Wiatr rozwija ten dokument rany,
Wznosi w górę bohaterski bandaż,
Tę pamiątkę,
Ten dług
I ten morał.
BIAŁY KOŃ W RABAT
„Balet powojów”
Kochejlanie z sułtańskiego orszaku,
Arabczyku, marzenie Kossaków,
Z wiotką grzywą i z natchnieniem w oku!
Rozwichrzony, jak fala wezbrany,
Kipisz, mącąc twoich kształtów plany,
Pod czaprakiem, co cię w przepych okuł.
Cień twój tańczy, szafirowa struga,
A namiętność w twoich nozdrzach mruga,
Błyskasz sierści palącym się mlekiem...
— I tak dumnie, prychając dokoła,
I chwast grzywy odrzucając z czoła,
Nosisz godność niebycia człowiekiem!
Pochwalony, kochany do syta,
Wznosisz w górę, wyciągasz kopyto
Jak wyniosłą dłoń do pocałunku...
Stwórco! — patrząc na formę tak czystą,
Już cię wielbię, gorący artysto,
Już kwituję z naszych rozrachunków...
W pierwodruku czasopiśmienniczym wiersz ten zaopatrzony był w dedykację: „Sułtanowi Sidi Mohammed III”.
Tytuł: Rabat — stolica Maroka. W roku 1934 poetka odbyła wycieczkę statkiem do północnej Afryki .
w. 1 Kochejlan (z arab. kuhailan) — koń najszlachetniejszej rasy; także (z arab. kaha'il): czarny (o oczach).
OGRÓD BEZNADZIEJNY
„Balet powojów”
Głąb kapusty, trumienną kitajką fiołkowy,
ruda miednica, w ziemi tkwiąca do połowy,
wróbel wytrysły z błota i równy mu barwą,
jakieś szkiełka — sułtańskim niepodobne skarbom,
suche liście i ślady wśród błota wysnute:
koło taczek, psie kroki, ogrodnicze buty.

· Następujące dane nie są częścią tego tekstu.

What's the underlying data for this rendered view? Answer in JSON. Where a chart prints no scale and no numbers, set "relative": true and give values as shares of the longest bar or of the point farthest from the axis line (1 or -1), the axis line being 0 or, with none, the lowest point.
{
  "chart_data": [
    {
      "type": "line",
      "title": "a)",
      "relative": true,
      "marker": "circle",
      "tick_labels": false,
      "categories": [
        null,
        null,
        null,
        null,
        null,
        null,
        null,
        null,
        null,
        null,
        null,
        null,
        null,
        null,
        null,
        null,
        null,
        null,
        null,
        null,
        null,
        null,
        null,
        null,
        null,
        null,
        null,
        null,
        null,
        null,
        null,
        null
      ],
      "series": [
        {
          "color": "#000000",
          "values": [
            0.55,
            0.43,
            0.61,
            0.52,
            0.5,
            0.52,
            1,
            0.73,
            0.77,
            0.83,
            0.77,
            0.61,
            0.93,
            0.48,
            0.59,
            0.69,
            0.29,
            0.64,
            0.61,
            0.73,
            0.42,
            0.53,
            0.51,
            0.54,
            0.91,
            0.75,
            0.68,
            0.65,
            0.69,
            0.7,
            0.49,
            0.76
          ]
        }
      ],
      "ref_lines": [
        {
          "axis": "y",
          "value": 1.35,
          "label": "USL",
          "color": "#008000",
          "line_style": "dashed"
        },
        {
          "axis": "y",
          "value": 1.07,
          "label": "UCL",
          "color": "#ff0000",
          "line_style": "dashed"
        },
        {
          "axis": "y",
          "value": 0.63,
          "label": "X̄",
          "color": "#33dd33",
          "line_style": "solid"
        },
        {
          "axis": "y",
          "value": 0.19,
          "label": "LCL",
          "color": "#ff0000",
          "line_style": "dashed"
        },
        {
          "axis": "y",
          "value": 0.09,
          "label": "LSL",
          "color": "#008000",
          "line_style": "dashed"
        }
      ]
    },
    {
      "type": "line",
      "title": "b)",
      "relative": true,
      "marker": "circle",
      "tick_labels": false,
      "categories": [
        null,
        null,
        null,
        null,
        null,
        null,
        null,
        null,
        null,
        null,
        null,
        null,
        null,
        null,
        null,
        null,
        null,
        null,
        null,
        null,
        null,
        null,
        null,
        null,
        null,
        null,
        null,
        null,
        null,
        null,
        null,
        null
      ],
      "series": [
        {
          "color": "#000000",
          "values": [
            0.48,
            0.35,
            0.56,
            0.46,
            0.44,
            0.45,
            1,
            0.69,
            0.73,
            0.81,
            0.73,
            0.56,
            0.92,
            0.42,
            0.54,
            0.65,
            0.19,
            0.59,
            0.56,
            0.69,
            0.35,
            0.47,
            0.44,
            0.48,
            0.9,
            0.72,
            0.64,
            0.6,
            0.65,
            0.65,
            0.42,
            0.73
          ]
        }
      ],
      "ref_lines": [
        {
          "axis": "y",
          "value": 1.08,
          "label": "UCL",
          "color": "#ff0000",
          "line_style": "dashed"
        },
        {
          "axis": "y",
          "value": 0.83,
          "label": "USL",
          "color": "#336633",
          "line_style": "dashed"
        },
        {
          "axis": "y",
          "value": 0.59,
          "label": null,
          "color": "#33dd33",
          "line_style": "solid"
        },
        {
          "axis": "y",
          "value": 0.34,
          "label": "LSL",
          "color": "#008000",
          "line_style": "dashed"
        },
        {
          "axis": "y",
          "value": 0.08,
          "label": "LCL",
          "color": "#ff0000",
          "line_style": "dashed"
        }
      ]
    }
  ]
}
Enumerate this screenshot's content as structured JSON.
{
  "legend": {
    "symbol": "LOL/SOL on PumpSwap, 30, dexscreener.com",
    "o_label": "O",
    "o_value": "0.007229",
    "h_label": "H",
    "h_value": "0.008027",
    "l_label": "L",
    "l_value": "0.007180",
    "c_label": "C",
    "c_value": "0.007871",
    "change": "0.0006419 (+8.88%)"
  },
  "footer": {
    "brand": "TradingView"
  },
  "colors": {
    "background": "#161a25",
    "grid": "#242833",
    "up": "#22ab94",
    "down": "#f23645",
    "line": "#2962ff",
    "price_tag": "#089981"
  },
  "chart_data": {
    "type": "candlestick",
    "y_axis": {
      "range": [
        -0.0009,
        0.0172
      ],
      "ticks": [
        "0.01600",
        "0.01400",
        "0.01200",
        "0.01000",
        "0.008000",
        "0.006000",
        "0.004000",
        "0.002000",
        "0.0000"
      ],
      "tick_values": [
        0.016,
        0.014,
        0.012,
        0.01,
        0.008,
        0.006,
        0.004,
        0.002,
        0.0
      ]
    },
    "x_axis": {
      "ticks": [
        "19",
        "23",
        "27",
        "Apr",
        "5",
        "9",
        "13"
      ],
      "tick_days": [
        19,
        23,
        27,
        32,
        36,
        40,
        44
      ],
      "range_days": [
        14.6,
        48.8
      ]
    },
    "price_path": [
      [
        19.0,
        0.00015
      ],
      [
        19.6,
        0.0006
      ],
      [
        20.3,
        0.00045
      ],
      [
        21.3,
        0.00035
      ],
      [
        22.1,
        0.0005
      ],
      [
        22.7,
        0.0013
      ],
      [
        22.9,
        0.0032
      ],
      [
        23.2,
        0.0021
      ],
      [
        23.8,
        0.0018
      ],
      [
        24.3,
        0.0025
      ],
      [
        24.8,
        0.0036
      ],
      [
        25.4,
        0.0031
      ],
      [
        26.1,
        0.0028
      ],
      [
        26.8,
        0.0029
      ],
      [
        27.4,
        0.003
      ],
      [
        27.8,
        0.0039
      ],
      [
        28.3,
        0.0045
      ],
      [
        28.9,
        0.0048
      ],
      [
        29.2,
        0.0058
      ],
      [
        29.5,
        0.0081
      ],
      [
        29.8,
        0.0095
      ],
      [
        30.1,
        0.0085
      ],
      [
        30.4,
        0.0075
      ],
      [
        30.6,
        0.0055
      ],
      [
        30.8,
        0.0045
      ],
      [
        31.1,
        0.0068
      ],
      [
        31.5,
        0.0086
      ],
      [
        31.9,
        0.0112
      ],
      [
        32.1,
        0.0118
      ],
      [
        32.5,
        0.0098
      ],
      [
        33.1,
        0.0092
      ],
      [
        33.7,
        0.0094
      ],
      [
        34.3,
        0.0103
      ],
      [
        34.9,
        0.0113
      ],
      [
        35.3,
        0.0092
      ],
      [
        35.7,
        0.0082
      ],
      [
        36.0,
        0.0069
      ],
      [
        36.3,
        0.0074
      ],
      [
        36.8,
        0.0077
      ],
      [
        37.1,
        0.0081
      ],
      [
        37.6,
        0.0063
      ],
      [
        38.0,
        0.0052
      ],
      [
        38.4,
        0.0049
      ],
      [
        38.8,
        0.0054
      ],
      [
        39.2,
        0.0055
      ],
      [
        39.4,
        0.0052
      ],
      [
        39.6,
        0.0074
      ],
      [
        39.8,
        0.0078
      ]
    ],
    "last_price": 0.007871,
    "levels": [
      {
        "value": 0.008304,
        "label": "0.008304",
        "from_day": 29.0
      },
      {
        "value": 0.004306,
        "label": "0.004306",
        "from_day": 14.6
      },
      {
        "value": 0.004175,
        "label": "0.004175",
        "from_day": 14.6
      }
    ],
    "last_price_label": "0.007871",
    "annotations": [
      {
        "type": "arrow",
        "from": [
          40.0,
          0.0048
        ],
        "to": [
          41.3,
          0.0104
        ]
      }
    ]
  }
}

Oto, co mi świat kładzie w tęskniące źrenice,
dla innych zachowując róże i winnice...
A wiatr świszczę szyderczo:
„Świat nosi się w sobie!
Przyjm błoto za Wenecję,
śmietnik za Kordobę,
zardzewiałą miednicę zrównaj z Fudżijamą:
Wszystko jest piękne, smutne,
wszystko jest to samo!”
Wiersz, którego poetka nie włączyła do żadnego z tomików, pierwodruk: «Bluszcz» 1935, nr 10.
RÓŻE DLA SAFONY
„Krystalizacje”
I
Budda głosił naukę swoją bez nadziei,
Ezechiel z Jeremiaszem ciskali gromami
Na żądze ludzkie, hienom podobne i wilkom,
Wielki Sokrates myślał, wojował Psammetych
Z Asyrii lwem, o śmiercią ziejącej gardzieli,
Gdyś ty, blada i w loków ozdobna ametyst,
Śpiewała, ku Plejadom, o miłości tylko...
II
Jak śmiałaś pisać o różach,
Gdy historia płonęła jak bór w letnim skwarze?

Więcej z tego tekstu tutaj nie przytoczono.